İlerlemeye devam ediyorum. Yol boyu falezlerin uzantısında var olan ağaçların altında insanlar baharın tadını çıkarıyor, ilk çiçeklerini topluyor. Falezin genişlediği yerde bir kaykay parkı yapılmış bizim çocuklar burayı çok seviyor. Ben de arada gelip seyrediyorum onların cıvıl cıvıl hallerini. Tam karşısında da sanki parkurun uzantısıymışçasına büyük kent havuzu tamamlıyor görüntüyü. Kaykaydan yorulan gençler koşarak denize atıyorlar kendilerini. Havuza bakan kültür saçağıysa bir ağırbaşlılıkla izliyor bu eğlenceyi. Genelde Harem Kültür ve Sanat Merkezinde olan serginin bir parçası buraya da taşınır. Bazen de küçük söyleşiler olur. İşi gücü bırakıp Harem’e gidemeyen balıkçılar da kulak kesilir, hatta hemen arkasında balıkçı barınağı olduğu için neredeyse buranın en büyük katılımcısı onlardır.

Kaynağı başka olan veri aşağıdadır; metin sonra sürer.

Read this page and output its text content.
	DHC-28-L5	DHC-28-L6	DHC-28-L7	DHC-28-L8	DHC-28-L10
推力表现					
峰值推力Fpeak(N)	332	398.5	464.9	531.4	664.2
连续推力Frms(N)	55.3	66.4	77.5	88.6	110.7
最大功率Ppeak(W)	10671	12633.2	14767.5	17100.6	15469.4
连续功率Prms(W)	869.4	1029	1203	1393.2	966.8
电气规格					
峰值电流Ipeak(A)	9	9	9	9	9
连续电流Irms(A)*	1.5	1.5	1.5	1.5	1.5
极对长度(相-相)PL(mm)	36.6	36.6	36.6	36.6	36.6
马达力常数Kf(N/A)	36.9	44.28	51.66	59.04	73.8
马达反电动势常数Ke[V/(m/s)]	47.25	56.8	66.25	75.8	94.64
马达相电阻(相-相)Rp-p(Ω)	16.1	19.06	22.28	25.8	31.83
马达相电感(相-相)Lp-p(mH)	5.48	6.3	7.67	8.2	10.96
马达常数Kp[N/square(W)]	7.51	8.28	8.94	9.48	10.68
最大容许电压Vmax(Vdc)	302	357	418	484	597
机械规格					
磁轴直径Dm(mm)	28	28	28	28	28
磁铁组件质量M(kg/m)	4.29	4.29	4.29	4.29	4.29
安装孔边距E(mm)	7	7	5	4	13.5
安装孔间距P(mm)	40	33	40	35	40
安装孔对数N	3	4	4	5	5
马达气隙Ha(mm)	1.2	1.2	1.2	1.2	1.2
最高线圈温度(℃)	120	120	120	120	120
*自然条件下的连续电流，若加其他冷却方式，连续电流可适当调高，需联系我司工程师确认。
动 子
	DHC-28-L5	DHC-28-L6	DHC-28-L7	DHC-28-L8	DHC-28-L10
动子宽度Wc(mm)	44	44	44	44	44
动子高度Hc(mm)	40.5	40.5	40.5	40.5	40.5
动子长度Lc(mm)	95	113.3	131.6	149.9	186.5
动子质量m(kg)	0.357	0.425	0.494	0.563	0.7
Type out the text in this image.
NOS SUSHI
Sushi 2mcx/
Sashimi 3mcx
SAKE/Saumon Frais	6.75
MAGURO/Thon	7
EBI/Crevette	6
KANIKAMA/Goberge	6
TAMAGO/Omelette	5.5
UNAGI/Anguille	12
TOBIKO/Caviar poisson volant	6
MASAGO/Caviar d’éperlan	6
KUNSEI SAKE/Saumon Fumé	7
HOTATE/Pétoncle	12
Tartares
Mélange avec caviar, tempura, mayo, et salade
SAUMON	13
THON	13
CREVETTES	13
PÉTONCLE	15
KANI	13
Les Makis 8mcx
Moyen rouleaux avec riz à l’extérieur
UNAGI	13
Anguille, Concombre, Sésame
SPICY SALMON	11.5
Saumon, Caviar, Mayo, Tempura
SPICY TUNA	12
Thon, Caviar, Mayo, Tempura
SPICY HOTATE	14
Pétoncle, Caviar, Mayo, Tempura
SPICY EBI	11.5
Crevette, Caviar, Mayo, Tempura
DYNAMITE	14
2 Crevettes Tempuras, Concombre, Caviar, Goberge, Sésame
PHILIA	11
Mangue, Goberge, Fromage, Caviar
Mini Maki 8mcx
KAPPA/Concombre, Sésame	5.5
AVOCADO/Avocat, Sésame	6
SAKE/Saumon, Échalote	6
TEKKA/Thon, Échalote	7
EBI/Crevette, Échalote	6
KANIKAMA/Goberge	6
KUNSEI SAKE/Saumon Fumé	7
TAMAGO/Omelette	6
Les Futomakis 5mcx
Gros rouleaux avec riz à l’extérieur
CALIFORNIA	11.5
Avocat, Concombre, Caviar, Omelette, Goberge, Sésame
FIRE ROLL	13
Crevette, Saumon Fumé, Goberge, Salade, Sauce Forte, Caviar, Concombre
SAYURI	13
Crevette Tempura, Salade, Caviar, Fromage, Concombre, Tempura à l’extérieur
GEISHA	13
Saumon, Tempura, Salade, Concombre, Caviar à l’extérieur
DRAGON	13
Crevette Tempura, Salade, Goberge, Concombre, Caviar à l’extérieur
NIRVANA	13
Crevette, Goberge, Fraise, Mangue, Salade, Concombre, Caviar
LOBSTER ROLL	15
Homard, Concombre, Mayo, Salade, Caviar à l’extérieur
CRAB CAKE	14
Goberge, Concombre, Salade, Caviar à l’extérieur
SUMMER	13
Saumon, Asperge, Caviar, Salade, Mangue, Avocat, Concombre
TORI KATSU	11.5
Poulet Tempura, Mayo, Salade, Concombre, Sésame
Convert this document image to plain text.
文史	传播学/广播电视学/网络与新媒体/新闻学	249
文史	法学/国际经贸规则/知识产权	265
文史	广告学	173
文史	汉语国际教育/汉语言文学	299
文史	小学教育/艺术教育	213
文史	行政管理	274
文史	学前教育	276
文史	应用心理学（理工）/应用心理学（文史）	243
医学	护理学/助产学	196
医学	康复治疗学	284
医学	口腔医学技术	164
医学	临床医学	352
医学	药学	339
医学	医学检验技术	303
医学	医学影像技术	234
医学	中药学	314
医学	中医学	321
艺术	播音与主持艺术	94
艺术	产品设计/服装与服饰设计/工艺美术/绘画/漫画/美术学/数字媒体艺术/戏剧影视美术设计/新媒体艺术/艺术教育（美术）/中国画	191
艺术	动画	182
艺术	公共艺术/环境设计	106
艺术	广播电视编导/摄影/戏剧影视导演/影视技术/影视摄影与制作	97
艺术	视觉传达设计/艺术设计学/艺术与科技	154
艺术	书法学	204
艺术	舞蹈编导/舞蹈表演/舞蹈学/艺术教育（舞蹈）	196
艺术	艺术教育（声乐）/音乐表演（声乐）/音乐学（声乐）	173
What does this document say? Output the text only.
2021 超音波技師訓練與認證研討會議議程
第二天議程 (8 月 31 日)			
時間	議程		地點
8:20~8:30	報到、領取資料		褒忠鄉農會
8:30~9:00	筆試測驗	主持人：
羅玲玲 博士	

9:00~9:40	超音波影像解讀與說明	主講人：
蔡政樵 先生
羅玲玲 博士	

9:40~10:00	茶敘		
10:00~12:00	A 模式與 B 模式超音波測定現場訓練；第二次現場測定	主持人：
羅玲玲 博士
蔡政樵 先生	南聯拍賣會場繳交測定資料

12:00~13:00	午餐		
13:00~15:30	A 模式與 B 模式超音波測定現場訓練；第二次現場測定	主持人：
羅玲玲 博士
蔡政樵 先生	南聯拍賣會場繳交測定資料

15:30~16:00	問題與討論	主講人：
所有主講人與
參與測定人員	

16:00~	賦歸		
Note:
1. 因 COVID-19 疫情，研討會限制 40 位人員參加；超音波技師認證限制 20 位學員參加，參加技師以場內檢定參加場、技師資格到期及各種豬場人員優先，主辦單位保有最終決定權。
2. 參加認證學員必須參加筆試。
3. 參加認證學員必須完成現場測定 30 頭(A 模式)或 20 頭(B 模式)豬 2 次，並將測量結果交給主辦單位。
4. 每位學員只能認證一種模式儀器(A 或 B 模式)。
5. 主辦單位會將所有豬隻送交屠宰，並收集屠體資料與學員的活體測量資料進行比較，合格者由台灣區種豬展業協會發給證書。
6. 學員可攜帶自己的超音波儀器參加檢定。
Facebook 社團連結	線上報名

Akşam güneşinin yavaş yavaş uzaklaşmasıyla, balıkçıların toparlanma telaşı başlamış. Diğer yandan taze tutulmuş balıkların yan restorandaki ızgarada yaydığı koku ve balıkçı barınağının hemen arkasındaki kademelenmede gün batımını izleyen insanların birbirine karışan sohbetleri eşliğinde gözüm biraz denizin dinginliğine dalmış ki kendime gelince yoluma devam ettim.
Güneş batarken az ilerdeki seyir amfisine ilerliyorum hızlı adımlarla. İstanbul’da gün batımı en güzel buradan izleniyor. Bazen gece de inerim denize vuran ay ışığı eşliğinde Kız Kulesi’ni izlemeye. Sabahı ayrı, gecesi ayrı, hele gün batımı apayrı güzel Üsküdar’ın.
Yürümeye devam ettim. Sonra bir iskele karşılıyor beni. Derin bir nefes alıyorum ona yaklaşırken. Öyle heyecanlanıyorum. Nazım Hikmet’in şiirine girer gibi giriyorum iskeleye, öyle adım adım öyle hisli…
Öyle bir yaşanmışlıkla… Kavuşma rotası demişler bu iskelenin ismine.
Kavuşmak doğru bir kelime oldu sanki… Yılların ayrı kalmışlığının özlemi vardı. Belki kız kulesi hep oradaydı da ben burada değildim. İnsanlık burada değildi. Yaşam denizde ve kıyıda farklı akmıştı hep.